Sitemize üye olarak beğendiğiniz içerikleri favorilerinize ekleyebilir, kendi ürettiğiniz ya da internet üzerinde beğendiğiniz içerikleri sitemizin ziyaretçilerine içerik gönder seçeneği ile sunabilirsiniz.
Zaten bir üyeliğiniz mevcut mu ? Giriş yapın
Sitemize üye olarak beğendiğiniz içerikleri favorilerinize ekleyebilir, kendi ürettiğiniz ya da internet üzerinde beğendiğiniz içerikleri sitemizin ziyaretçilerine içerik gönder seçeneği ile sunabilirsiniz.
Üyelerimize Özel Tüm Opsiyonlardan Kayıt Olarak Faydalanabilirsiniz
Yara da bedenimizde yarattığı hasarla, aslında güzelleşme sürecini başlatan en kıymetli basamaktır. Yaralanma durumunda bedenin birinci yansısı kanamaktır. Sonrasın da burada oluşan pıhtının üst katmanı kuruyarak kabuk haline dönüşür. Bununla birlikte yara, dış etkenlerden korunur. Bir öteki durumla yara, bedeni en kısa müddette dış sorunlardan korumak için, kendini muhafazaya alarak kusursuz bir usul yapar.
Dermatoloji Uzmanı Dr. Bilge Ateş, bedendeki yara izlerine ait açıklamalarda bulundu.
Ateş’in açıklamaları şöyle:
YARA İZLERİ NASIL GEÇER?
Şaşırtıcı gelmesin; ancak kimi yara izlerimizi çok severiz. Bunun sebebi bizi ya çocukluk senelerimize bir fotoğrafa ya da eğlenceli anlara götürür. O yarayı bedenimizde taşımaktan gurur duyarız. Ancak kimi yara izleri, geçmişi ne olursa olsun rahatsız eder. Estetik telaşlar yaratır. İşte bu cins izlerin tedavi edilebilmesi için yara izi tedavisine başvurmak gerekir.

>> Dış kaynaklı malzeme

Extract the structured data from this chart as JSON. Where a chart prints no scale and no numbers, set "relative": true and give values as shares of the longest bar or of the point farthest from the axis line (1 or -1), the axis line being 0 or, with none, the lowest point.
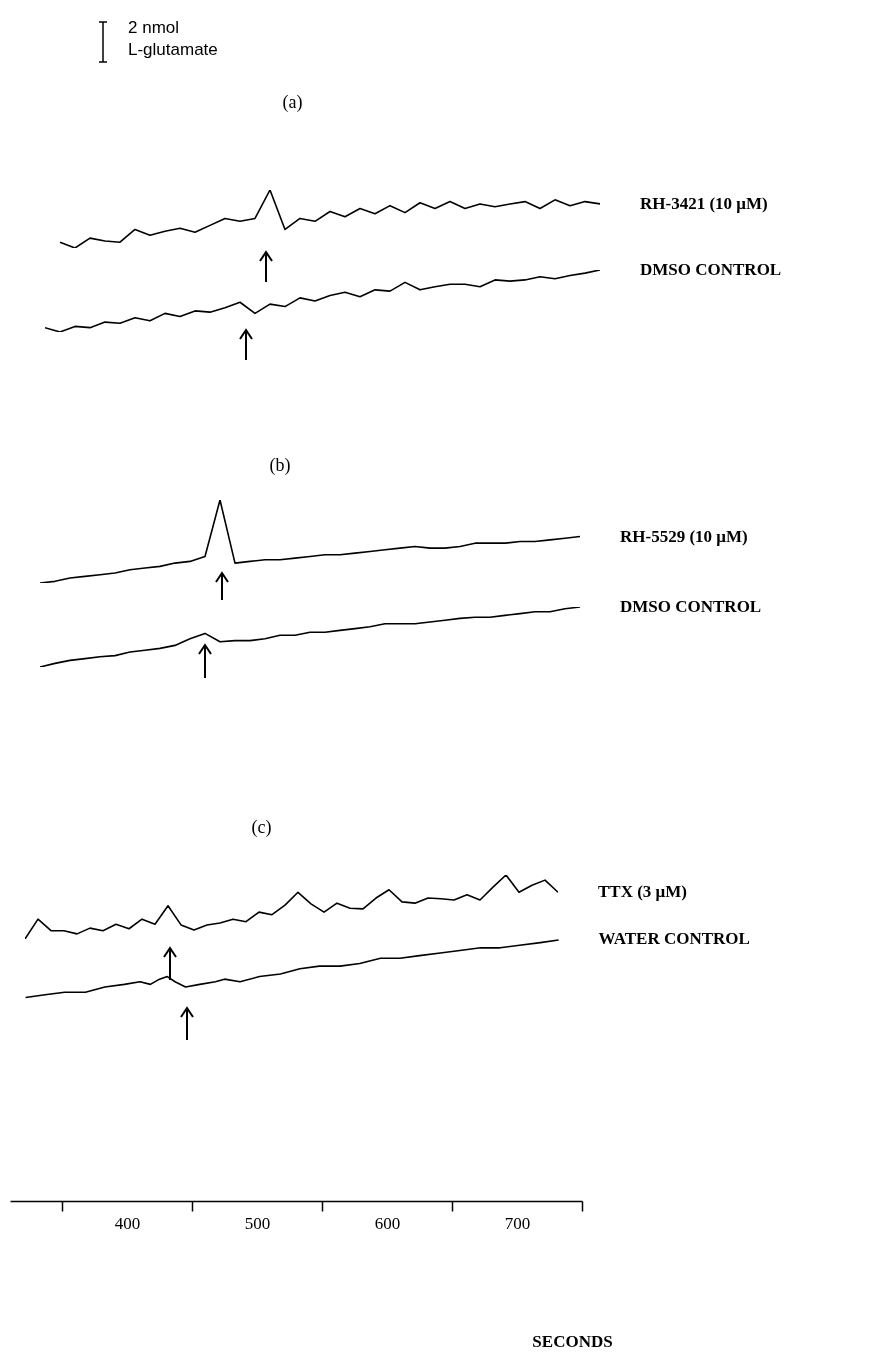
{
  "chart_data": [
    {
      "type": "line",
      "title": "(a)",
      "relative": true,
      "annotations": [
        "2 nmol",
        "L-glutamate"
      ],
      "categories": [
        null,
        null,
        null,
        null,
        null,
        null,
        null,
        null,
        null,
        null,
        null,
        null,
        null,
        null,
        null,
        null,
        null,
        null,
        null,
        null,
        null,
        null,
        null,
        null,
        null,
        null,
        null,
        null,
        null,
        null,
        null,
        null,
        null,
        null,
        null,
        null,
        null,
        null
      ],
      "series": [
        {
          "name": "RH-3421 (10 μM)",
          "color": "#000000",
          "values": [
            null,
            0.1,
            0.0,
            0.17,
            0.12,
            0.1,
            0.32,
            0.22,
            0.29,
            0.34,
            0.27,
            0.39,
            0.51,
            0.46,
            0.51,
            1.0,
            0.32,
            0.51,
            0.46,
            0.63,
            0.54,
            0.68,
            0.59,
            0.73,
            0.61,
            0.78,
            0.68,
            0.8,
            0.68,
            0.76,
            0.71,
            0.76,
            0.8,
            0.68,
            0.83,
            0.73,
            0.8,
            0.76
          ]
        }
      ]
    },
    {
      "type": "line",
      "relative": true,
      "categories": [
        null,
        null,
        null,
        null,
        null,
        null,
        null,
        null,
        null,
        null,
        null,
        null,
        null,
        null,
        null,
        null,
        null,
        null,
        null,
        null,
        null,
        null,
        null,
        null,
        null,
        null,
        null,
        null,
        null,
        null,
        null,
        null,
        null,
        null,
        null,
        null,
        null,
        null
      ],
      "series": [
        {
          "name": "DMSO CONTROL",
          "color": "#000000",
          "values": [
            0.07,
            0.0,
            0.09,
            0.07,
            0.16,
            0.14,
            0.23,
            0.18,
            0.3,
            0.25,
            0.34,
            0.32,
            0.39,
            0.48,
            0.3,
            0.45,
            0.41,
            0.55,
            0.5,
            0.59,
            0.64,
            0.57,
            0.68,
            0.66,
            0.8,
            0.68,
            0.73,
            0.77,
            0.77,
            0.73,
            0.84,
            0.82,
            0.84,
            0.89,
            0.86,
            0.91,
            0.95,
            1.0
          ]
        }
      ]
    },
    {
      "type": "line",
      "title": "(b)",
      "relative": true,
      "categories": [
        null,
        null,
        null,
        null,
        null,
        null,
        null,
        null,
        null,
        null,
        null,
        null,
        null,
        null,
        null,
        null,
        null,
        null,
        null,
        null,
        null,
        null,
        null,
        null,
        null,
        null,
        null,
        null,
        null,
        null,
        null,
        null,
        null,
        null,
        null,
        null,
        null
      ],
      "series": [
        {
          "name": "RH-5529 (10 μM)",
          "color": "#000000",
          "values": [
            0.0,
            0.02,
            0.06,
            0.08,
            0.1,
            0.12,
            0.16,
            0.18,
            0.2,
            0.24,
            0.26,
            0.32,
            1.0,
            0.24,
            0.26,
            0.28,
            0.28,
            0.3,
            0.32,
            0.34,
            0.34,
            0.36,
            0.38,
            0.4,
            0.42,
            0.44,
            0.42,
            0.42,
            0.44,
            0.48,
            0.48,
            0.48,
            0.5,
            0.5,
            0.52,
            0.54,
            0.56
          ]
        }
      ]
    },
    {
      "type": "line",
      "relative": true,
      "categories": [
        null,
        null,
        null,
        null,
        null,
        null,
        null,
        null,
        null,
        null,
        null,
        null,
        null,
        null,
        null,
        null,
        null,
        null,
        null,
        null,
        null,
        null,
        null,
        null,
        null,
        null,
        null,
        null,
        null,
        null,
        null,
        null,
        null,
        null,
        null,
        null,
        null
      ],
      "series": [
        {
          "name": "DMSO CONTROL",
          "color": "#000000",
          "values": [
            0.0,
            0.06,
            0.11,
            0.14,
            0.17,
            0.19,
            0.25,
            0.28,
            0.31,
            0.36,
            0.47,
            0.56,
            0.42,
            0.44,
            0.44,
            0.47,
            0.53,
            0.53,
            0.58,
            0.58,
            0.61,
            0.64,
            0.67,
            0.72,
            0.72,
            0.72,
            0.75,
            0.78,
            0.81,
            0.83,
            0.83,
            0.86,
            0.89,
            0.92,
            0.92,
            0.97,
            1.0
          ]
        }
      ]
    },
    {
      "type": "line",
      "title": "(c)",
      "relative": true,
      "categories": [
        null,
        null,
        null,
        null,
        null,
        null,
        null,
        null,
        null,
        null,
        null,
        null,
        null,
        null,
        null,
        null,
        null,
        null,
        null,
        null,
        null,
        null,
        null,
        null,
        null,
        null,
        null,
        null,
        null,
        null,
        null,
        null,
        null,
        null,
        null,
        null,
        null,
        null,
        null,
        null,
        null,
        null
      ],
      "series": [
        {
          "name": "TTX (3 μM)",
          "color": "#000000",
          "values": [
            0.0,
            0.31,
            0.13,
            0.13,
            0.08,
            0.17,
            0.13,
            0.23,
            0.16,
            0.31,
            0.23,
            0.52,
            0.22,
            0.14,
            0.22,
            0.25,
            0.31,
            0.27,
            0.42,
            0.38,
            0.53,
            0.73,
            0.55,
            0.42,
            0.56,
            0.48,
            0.47,
            0.64,
            0.77,
            0.58,
            0.56,
            0.64,
            0.63,
            0.61,
            0.69,
            0.61,
            0.81,
            1.0,
            0.73,
            0.84,
            0.92,
            0.73
          ]
        }
      ]
    },
    {
      "type": "line",
      "relative": true,
      "xlabel": "SECONDS",
      "xlim": [
        310,
        750
      ],
      "xticks": [
        {
          "value": 350,
          "label": null
        },
        400,
        {
          "value": 450,
          "label": null
        },
        500,
        {
          "value": 550,
          "label": null
        },
        600,
        {
          "value": 650,
          "label": null
        },
        700,
        {
          "value": 750,
          "label": null
        }
      ],
      "series": [
        {
          "name": "WATER CONTROL",
          "color": "#000000",
          "x": [
            322,
            337,
            352,
            368,
            383,
            398,
            410,
            418,
            425,
            431,
            437,
            445,
            456,
            468,
            475,
            487,
            502,
            518,
            533,
            548,
            564,
            579,
            595,
            610,
            625,
            641,
            656,
            672,
            687,
            702,
            718,
            732
          ],
          "values": [
            0.78,
            0.79,
            0.8,
            0.8,
            0.82,
            0.83,
            0.84,
            0.83,
            0.85,
            0.86,
            0.84,
            0.82,
            0.83,
            0.84,
            0.85,
            0.84,
            0.86,
            0.87,
            0.89,
            0.9,
            0.9,
            0.91,
            0.93,
            0.93,
            0.94,
            0.95,
            0.96,
            0.97,
            0.97,
            0.98,
            0.99,
            1.0
          ]
        }
      ]
    }
  ]
}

Bir yaranın en düzgün durumda düzgünleşme süreci geçirebilmesi için en değer arz eden iki faktör, yaranın ortaya çıkışı ve ömür üslubudur. Yaranın oluşumu esnasında hücrelerin ne kadar büyük bir travmaya uğradığı, müsaade büyüklüğü açısından bize rota belirler. Örnek vermek gerekirse; kesilme biçiminde oluşan yara; koparılma, soyulma yahut ezilme biçiminde ortaya çıkan yara ile birebir izi bırakmaz. Hücrelerin ve dokunun ne kadar ziyan gördüğü, yara izinin oluşması yahut kalıcı hale gelmesi açısından belirleyicidir.
YARA İZLERİNİ GÜNEŞ IŞIĞINDAN KORUYUN
Yaranın hangi formda oluştuğu kadar bedenin hangi bölgesinde oluştuğu da sırt, omuz, göğüs üzere bölgelerde daha barizdir.
Yara izinin ortaya çıkmasında hastanın yaşı da tesirli faktörlerden biridir. Çocuk yaşlar da deri daha gergin olduğundan yaraların iz bırakma yüzdesi hayli yüksektir. Yaş ilerledikçe, sanıldığının tersine istikrar aksine döner. Yaş ilerledikçe yara izi bırakma mümkünlüğü düşer. Öte yandan, kolajen doku rahatsızlıkları, radyoterapi, diyabet, kanser, böbrek yetmezliği üzere kronik rahatsızlıklar ve beslenme yetersizlikleri yaraların güzelleşme sürecini olumsuz tesirler. Sigara kullanımı da kan akışını yavaşlattığı için güzelleşme sürecini yavaşlatır. Güneşin ziyanlı ışınları, yara izinde renk değişimlerine neden olur. Bu nedenle yara izi oluşmaması ve yaranın bulunduğu bölgede kararma olmaması açısından yarayı güneş ışığından korumak gerekir.